I knew it! "Stephen-Pinker-Style" evolutionary psychology predicted as much!
Like so much of the research Steven Pinker loves, the controls to rule out learnt behaviour aren't that great.

(Experimental minutiae: What if babies simply like the color red or prefer squares or something like that? To control for this, half the babies got the yellow square as the helper; half got it as the hinderer. What about problems of unconscious cueing and unconscious bias? To avoid this, at the moment when the two characters were offered on the tray, the parent had his or her eyes closed, and the experimenter holding out the characters and recording the responses hadn’t seen the puppet show, so he or she didn’t know who was the good guy and who the bad guy.)

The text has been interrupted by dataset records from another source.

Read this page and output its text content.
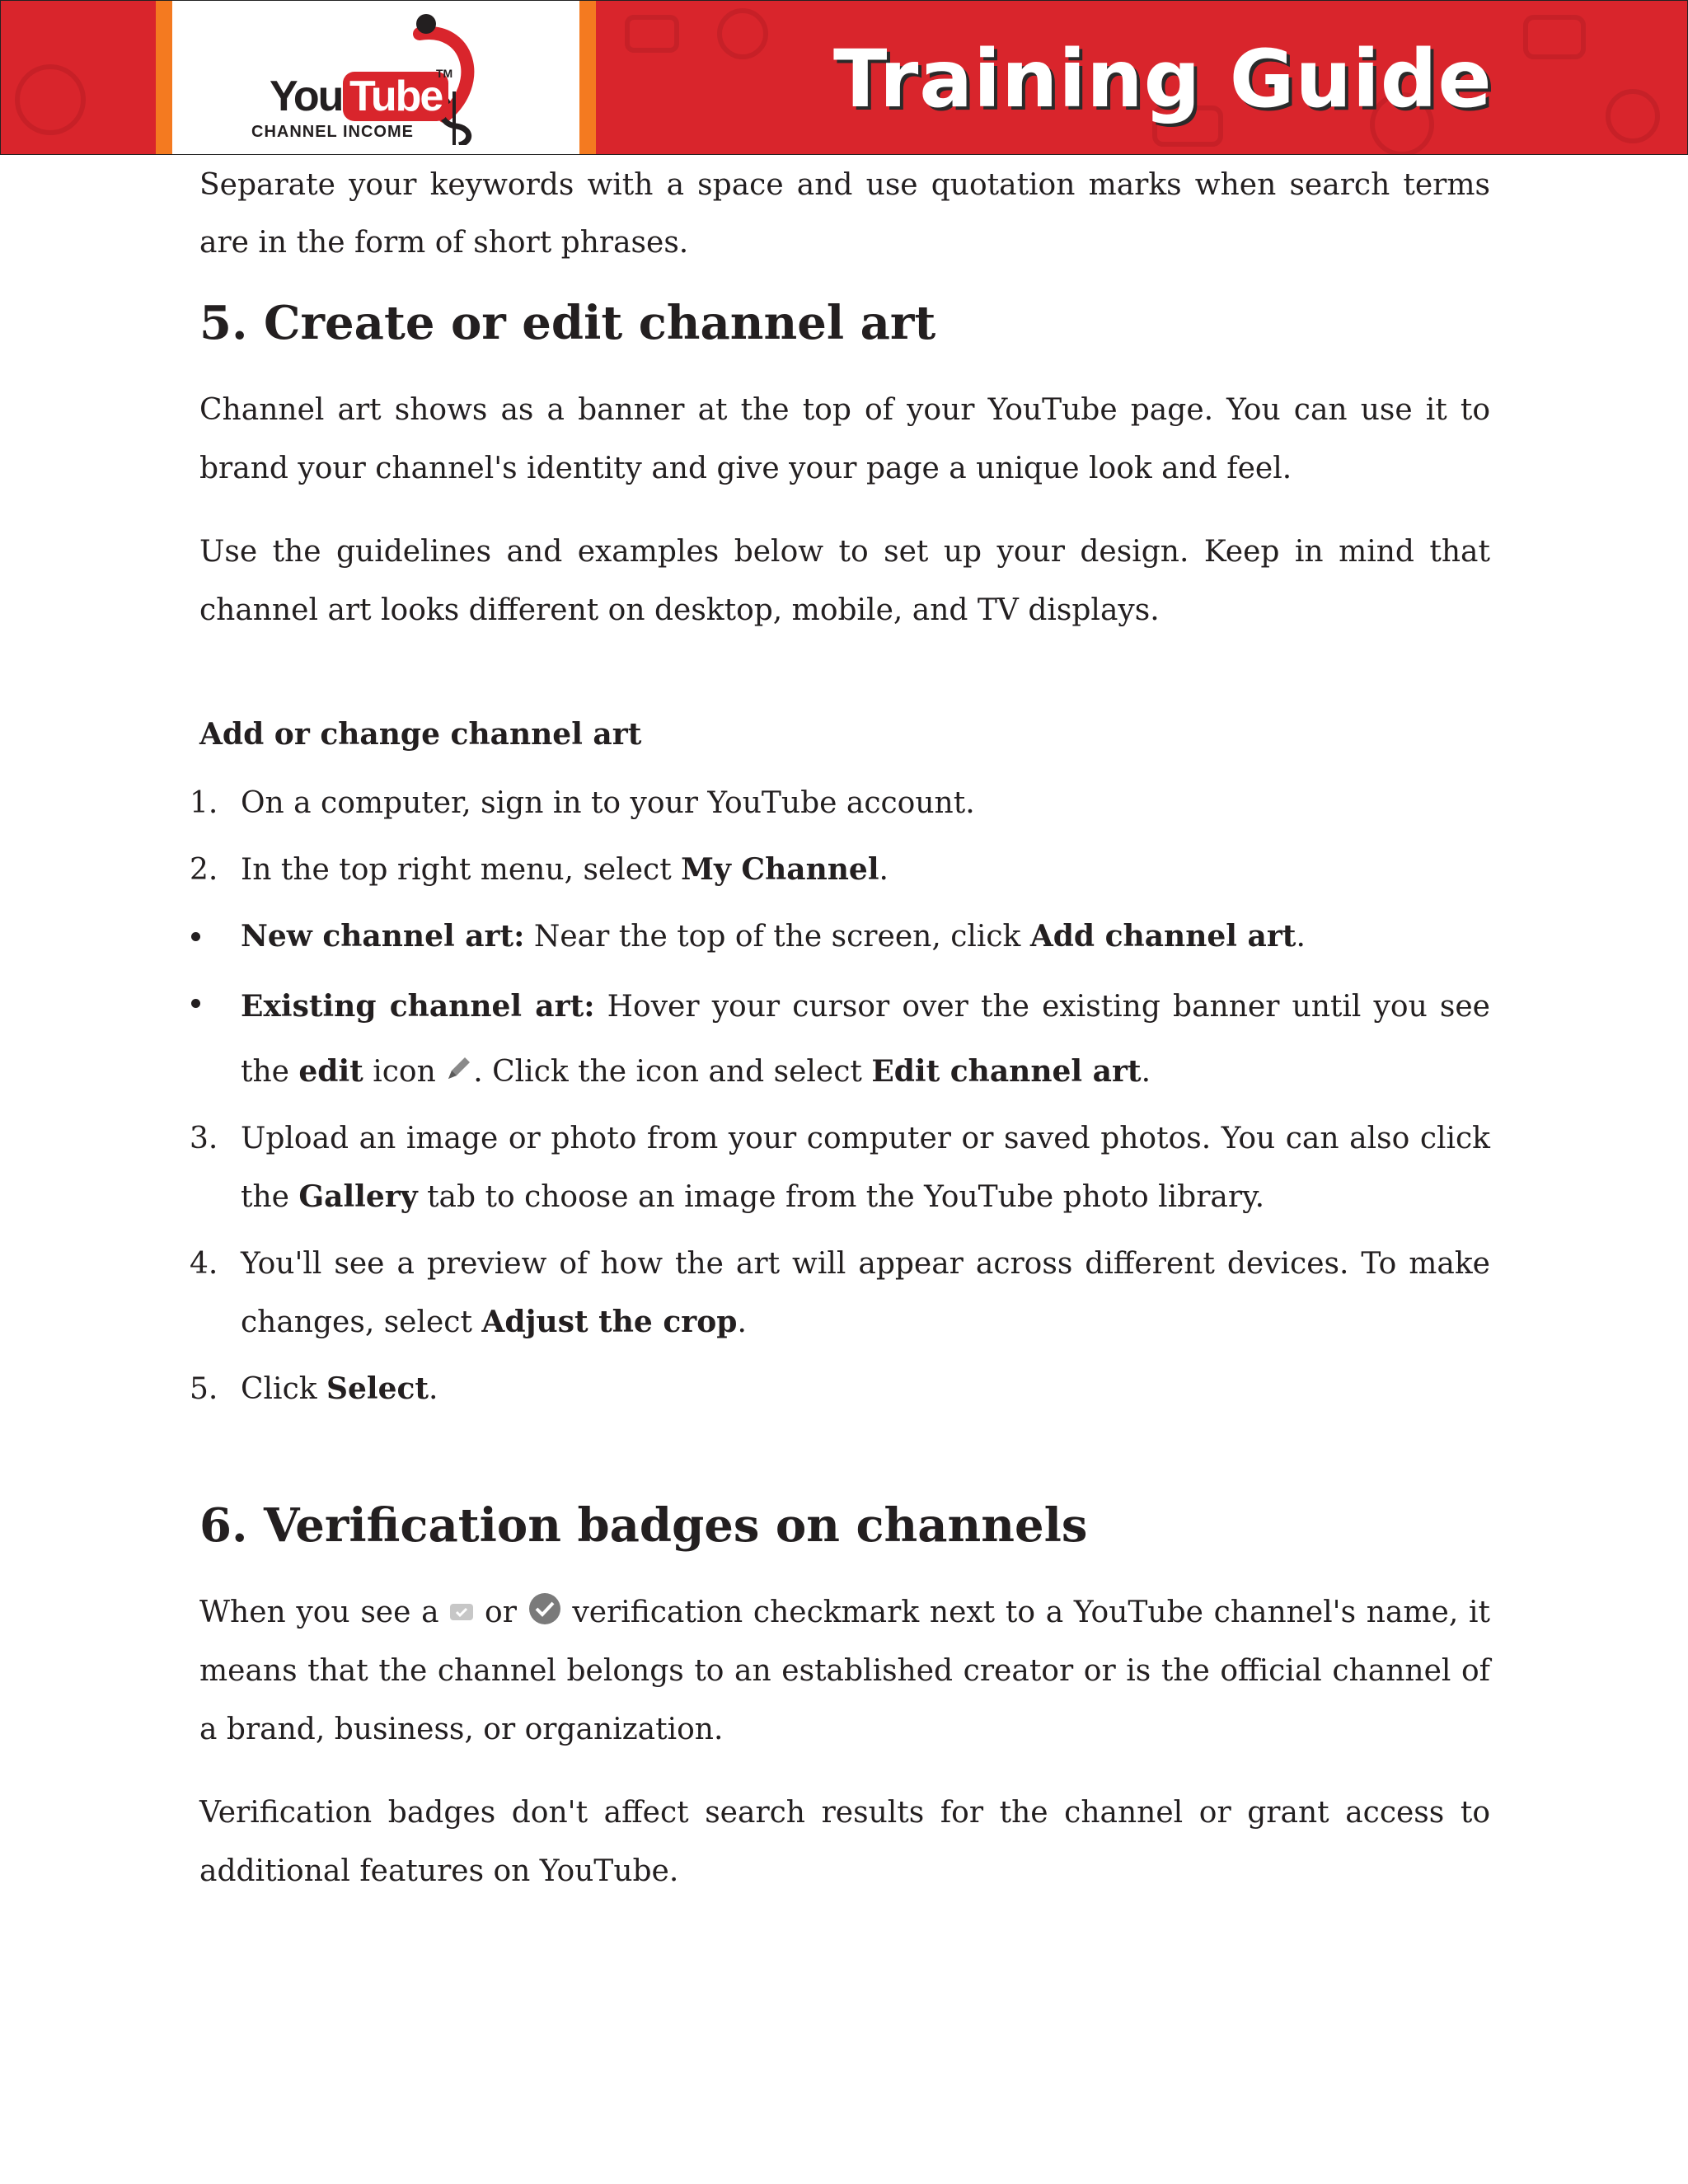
You Tube
TM
CHANNEL INCOME
Training Guide

Separate your keywords with a space and use quotation marks when search terms are in the form of short phrases.

5. Create or edit channel art

Channel art shows as a banner at the top of your YouTube page. You can use it to brand your channel's identity and give your page a unique look and feel.

Use the guidelines and examples below to set up your design. Keep in mind that channel art looks different on desktop, mobile, and TV displays.

Add or change channel art
1. On a computer, sign in to your YouTube account.
2. In the top right menu, select My Channel.
New channel art: Near the top of the screen, click Add channel art.
Existing channel art: Hover your cursor over the existing banner until you see the edit icon . Click the icon and select Edit channel art.
3. Upload an image or photo from your computer or saved photos. You can also click the Gallery tab to choose an image from the YouTube photo library.
4. You'll see a preview of how the art will appear across different devices. To make changes, select Adjust the crop.
5. Click Select.
6. Verification badges on channels

When you see a  or  verification checkmark next to a YouTube channel's name, it means that the channel belongs to an established creator or is the official channel of a brand, business, or organization.

Verification badges don't affect search results for the channel or grant access to additional features on YouTube.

No control is mentioned against the parent unconsciously cueing while watching the show. What also isn't controlled for apparently, is what the child has already learned outside the lab, from the parents or from watching television or whatever.

Differently from what Steven Pinker usually argues for, the article does argue that this baby morality is very rudimentary and that there is a very important role that learning plays in their further development.
 
Differently from what Steven Pinker usually argues for, the article does argue that this baby morality is very rudimentary and that there is a very important role that learning plays in their further development.
No, that is exactly what Steven Pinker argues for: While there is some innate sense of morality, it still needs guidance to shape it into something acceptable to human society.
 
I showed the first test to my son a few times. He liked the square better. I guess he's just bad to bone--that's my boy!
 
I wouldn't be too sure about that, Darth. In fact, I think babies without morals often have molars. Evil toothed babies. And there's more of them out there that we think! :eek:
What ever stopped an evil baby from gumming you even when they lack molars?